Auf Basis der nächstjährigen Schätzungen werde der Schweizer Aktienmarkt mit dem 15,5-fachen Gewinn bewertet, was nahe dem Höchst von Anfang Februar 2007 entspreche. Die Entwicklung des SMI von Anfang 2013 bis Mitte März diesen Jahres sei vergleichbar mit jener von Anfang 2006 bis Anfang Februar 2007. Damals sei die Entwicklung durch deutliche Fortschritte bei den Gewinnmargen der Unternehmen begleitet worden. In den letzten Monaten sei nur ein Teil der Marktavancen auf Verbesserungen beim Geschäftsverlauf hiesiger Unternehmen zurückzuführen. Grundsätzlich seien die Konsensschätzungen für die Jahre 2014 und 2015 seit Anfang letzten Jahres gefallen, so die Experten.

Nach Anpassungen führen Kepler Cheuvreux die Aktien von Basilea, Clariant, OC Oerlikon, Richemont und Sonova auf der viel beachteten «Swiss Selected List». Für den Schweizer Aktienmarkt ist das Bankinstitut der stolzen Bewertung wegen eher zurückhaltend gestimmt.

Ich muss den Experten von Kepler Cheuvreux an dieser Stelle ein Kränzchen winden.

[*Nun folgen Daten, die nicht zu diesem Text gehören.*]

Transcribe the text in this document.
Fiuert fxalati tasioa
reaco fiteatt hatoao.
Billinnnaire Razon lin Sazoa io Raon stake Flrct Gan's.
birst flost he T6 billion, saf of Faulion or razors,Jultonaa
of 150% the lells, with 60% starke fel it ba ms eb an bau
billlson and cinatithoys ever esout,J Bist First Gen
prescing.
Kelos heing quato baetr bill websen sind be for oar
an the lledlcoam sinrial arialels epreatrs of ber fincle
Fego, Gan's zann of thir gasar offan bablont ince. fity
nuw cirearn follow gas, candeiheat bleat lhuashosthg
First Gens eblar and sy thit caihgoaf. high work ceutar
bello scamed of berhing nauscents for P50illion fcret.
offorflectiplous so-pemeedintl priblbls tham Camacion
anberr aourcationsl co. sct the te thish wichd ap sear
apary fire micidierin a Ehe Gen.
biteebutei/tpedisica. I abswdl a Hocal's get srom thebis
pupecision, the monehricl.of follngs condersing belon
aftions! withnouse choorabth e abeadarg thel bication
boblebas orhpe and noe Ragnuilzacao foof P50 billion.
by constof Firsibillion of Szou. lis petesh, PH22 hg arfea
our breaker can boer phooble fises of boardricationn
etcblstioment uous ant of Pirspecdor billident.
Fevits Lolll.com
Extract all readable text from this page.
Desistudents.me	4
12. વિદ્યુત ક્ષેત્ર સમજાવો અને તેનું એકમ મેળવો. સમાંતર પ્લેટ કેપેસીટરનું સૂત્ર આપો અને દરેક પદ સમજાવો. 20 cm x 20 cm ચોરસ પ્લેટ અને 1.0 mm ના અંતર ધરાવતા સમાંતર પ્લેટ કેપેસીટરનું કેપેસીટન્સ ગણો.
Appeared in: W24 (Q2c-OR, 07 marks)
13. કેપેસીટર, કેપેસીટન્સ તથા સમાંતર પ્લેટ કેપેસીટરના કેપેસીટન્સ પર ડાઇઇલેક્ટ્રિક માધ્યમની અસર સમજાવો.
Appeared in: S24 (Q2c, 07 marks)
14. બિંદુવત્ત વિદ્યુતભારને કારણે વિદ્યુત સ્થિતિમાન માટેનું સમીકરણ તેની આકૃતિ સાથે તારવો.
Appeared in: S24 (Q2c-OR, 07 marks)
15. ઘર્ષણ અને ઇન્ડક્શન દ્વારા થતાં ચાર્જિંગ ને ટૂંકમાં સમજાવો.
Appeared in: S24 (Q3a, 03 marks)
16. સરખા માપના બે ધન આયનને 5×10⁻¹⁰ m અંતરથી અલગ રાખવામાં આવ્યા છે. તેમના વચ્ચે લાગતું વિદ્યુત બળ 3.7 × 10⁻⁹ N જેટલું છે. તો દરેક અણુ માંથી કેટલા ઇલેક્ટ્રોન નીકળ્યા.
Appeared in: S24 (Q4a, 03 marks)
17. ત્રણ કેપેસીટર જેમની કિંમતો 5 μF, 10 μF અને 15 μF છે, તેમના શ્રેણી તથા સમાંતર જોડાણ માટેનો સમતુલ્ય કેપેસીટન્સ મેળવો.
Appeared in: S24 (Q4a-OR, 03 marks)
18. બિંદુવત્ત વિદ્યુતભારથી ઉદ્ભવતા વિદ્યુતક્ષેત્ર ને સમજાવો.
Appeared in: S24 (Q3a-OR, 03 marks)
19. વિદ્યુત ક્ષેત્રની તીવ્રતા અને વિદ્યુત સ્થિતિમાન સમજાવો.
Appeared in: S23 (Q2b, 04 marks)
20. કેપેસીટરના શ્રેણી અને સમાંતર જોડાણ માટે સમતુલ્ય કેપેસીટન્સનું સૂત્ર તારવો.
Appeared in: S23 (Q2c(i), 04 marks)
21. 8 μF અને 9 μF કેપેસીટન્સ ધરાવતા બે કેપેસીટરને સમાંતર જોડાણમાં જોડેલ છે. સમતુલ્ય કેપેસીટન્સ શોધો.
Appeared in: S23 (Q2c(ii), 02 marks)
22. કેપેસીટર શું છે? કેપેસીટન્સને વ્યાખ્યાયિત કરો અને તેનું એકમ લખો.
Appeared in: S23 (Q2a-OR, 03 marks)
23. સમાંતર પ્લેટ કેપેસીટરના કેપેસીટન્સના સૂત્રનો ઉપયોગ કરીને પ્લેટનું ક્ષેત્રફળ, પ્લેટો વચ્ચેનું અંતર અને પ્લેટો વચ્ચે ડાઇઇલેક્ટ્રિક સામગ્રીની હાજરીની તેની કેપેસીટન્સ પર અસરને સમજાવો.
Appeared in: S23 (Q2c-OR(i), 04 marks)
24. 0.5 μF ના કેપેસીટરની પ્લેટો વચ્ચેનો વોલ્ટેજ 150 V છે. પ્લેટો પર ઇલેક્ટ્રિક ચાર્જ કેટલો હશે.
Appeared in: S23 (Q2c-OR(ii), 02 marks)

Und das nicht etwa der vielen lobenden Worte für unser Land und unsere Unternehmenslandschaft wegen. Anders als ihre Berufskollegen liefern sie im Vorfeld des diesjährigen Anlegerseminars einen sehr fundierten und differenzierten Situationsbeschrieb. Ich würde mir auch von anderer Seite her mehr solche Strategiestudien wünschen.